In wissenschaftshistorischer Perspektive ist just Video und dessen Erschwinglichkeit im Laufe der 1970er- und 80er-Jahre maßgebliches medientechnisches Element in der Verwissenschaftlichung der Filmforschung respektive in der Verankerung filmwissenschaftlicher Curricula. Dies gilt insbesondere für die deutschsprachige Universitätslandschaft, wie Winfried Pauleit in seinem Text »Filmwissenschaft und Videoüberwachung« aus dem Jahr 2004 herausstellt. Dessen Augenmerk liegt indes nicht so sehr auf der
»Magnetbandaufzeichnung […], die den Film in die Universitäten und später […] die heimischen Wohnzimmer liefert, sondern ihre Verbindung mit dem technischen Lesegerät Videorecorder und mit dessen Befehlsstruktur: Play, Stop, Pause, Rewind, Fast Forward und Eject.« (Pauleit 2004)
Der Film werde auf diese Weise »zugänglich wie ein Buch, welches an jeder beliebigen Stelle aufgeschlagen werden kann. Im Video wird der Film handhabbar.«. (Ebd.) Wie schon in Siegfried Zielinskis einschlägiger Publikation aus ´den 1980er-Jahren (vgl. Zielinski 1986) liegt also auch in Pauleits filmwissenschaftshistorischer Perspektive der Fokus auf dem Videorecorder — nicht auf der Videocassette.
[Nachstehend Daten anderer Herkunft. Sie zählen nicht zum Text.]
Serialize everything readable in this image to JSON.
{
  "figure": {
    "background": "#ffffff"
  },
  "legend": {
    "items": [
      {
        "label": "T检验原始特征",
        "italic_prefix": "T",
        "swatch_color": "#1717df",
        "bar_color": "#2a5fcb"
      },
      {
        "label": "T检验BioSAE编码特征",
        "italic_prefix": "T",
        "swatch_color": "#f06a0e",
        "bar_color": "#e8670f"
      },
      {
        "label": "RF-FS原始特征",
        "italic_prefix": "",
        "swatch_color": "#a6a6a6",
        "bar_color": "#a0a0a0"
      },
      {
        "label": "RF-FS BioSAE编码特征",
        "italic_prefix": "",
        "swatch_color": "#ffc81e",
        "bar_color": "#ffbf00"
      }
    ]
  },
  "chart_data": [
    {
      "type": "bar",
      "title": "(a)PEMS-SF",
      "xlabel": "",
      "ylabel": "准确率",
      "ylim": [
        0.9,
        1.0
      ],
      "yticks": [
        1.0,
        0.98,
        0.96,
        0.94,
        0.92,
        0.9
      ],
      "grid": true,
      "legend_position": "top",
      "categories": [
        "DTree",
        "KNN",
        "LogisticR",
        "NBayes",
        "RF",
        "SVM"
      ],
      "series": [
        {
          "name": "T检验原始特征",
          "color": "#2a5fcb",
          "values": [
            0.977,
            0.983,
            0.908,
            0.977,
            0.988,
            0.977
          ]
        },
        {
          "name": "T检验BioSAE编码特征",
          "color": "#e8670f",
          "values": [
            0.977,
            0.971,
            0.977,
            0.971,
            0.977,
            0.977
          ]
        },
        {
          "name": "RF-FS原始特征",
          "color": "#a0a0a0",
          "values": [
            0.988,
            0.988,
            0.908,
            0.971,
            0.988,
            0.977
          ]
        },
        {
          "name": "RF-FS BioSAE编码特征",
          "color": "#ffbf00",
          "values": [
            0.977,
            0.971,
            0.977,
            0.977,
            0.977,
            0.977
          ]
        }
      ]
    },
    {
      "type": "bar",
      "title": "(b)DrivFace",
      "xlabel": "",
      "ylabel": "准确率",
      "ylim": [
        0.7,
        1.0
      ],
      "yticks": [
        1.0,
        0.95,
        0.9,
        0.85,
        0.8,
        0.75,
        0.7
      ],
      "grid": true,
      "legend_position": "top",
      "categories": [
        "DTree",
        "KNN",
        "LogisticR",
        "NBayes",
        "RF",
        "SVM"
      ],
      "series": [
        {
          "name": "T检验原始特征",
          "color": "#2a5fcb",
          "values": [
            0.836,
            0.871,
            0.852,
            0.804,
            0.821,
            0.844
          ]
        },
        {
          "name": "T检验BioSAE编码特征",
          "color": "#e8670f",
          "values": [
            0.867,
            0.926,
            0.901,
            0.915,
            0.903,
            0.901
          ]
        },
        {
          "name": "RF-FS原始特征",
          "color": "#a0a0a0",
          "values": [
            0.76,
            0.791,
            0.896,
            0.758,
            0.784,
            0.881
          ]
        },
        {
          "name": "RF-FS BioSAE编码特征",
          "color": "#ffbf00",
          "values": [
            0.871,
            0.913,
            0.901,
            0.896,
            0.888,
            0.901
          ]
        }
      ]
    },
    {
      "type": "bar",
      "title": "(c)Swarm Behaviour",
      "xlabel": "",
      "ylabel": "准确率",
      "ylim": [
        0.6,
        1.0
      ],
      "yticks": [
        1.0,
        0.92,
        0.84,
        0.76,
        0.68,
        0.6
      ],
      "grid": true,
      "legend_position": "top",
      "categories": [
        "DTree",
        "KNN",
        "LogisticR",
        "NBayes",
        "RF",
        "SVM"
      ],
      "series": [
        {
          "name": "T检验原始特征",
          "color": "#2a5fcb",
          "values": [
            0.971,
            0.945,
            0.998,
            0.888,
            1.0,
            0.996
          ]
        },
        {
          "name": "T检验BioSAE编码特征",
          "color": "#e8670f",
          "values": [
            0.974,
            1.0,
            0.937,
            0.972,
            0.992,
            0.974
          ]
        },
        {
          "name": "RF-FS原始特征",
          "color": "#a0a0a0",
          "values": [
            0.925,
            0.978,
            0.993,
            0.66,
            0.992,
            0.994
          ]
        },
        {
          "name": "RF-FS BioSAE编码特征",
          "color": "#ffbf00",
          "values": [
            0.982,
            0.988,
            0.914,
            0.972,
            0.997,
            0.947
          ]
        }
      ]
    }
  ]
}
Mit dem Recorder werden die Sichtenden zu aktiven Benutzer:innen, das Trägermedium selbst ist nicht zentral.
Deswegen betrachtet Pauleit den sich zum Zeitraum der Veröffentlichung seines Texts vollziehenden Wechsel zur DVD nicht als Zäsur, sondern als technische Optimierung eines bestehenden Prinzips: »Die DVD-Technik […] verbessert nicht nur die Bild- und Tonqualität, sondern insbesondere auch die Zugriffsmöglichkeit ohne lästiges Spulen der Kassette.« (Pauleit 2004) Vor diesem Hintergrund kann es nicht verwundern, dass die Repositorien an Videocassetten, die an medienwissenschaftlichen universitären Instituten jahrzehntelang angewachsen waren, nach und nach digitalisiert (auf DVDs respektive als Files) — oder aber mitunter wegen attestierter mangelnder audiovisueller Qualität gänzlich entsorgt wurden. Die infrage stehende Qualität macht sich nicht allein am Trägermedium des Magnetbands fest, mehr noch an den Charaktistika des Mitschnitts televisueller Ausstrahlungen. Dem Fernsehen als Distributionsmedium kommt bei Pauleit keine Rolle zu, weil seine Überlegungen die schöpferische Produktivität der Handhabung des Videorecorders im Kontext der Filmanalyse betonen.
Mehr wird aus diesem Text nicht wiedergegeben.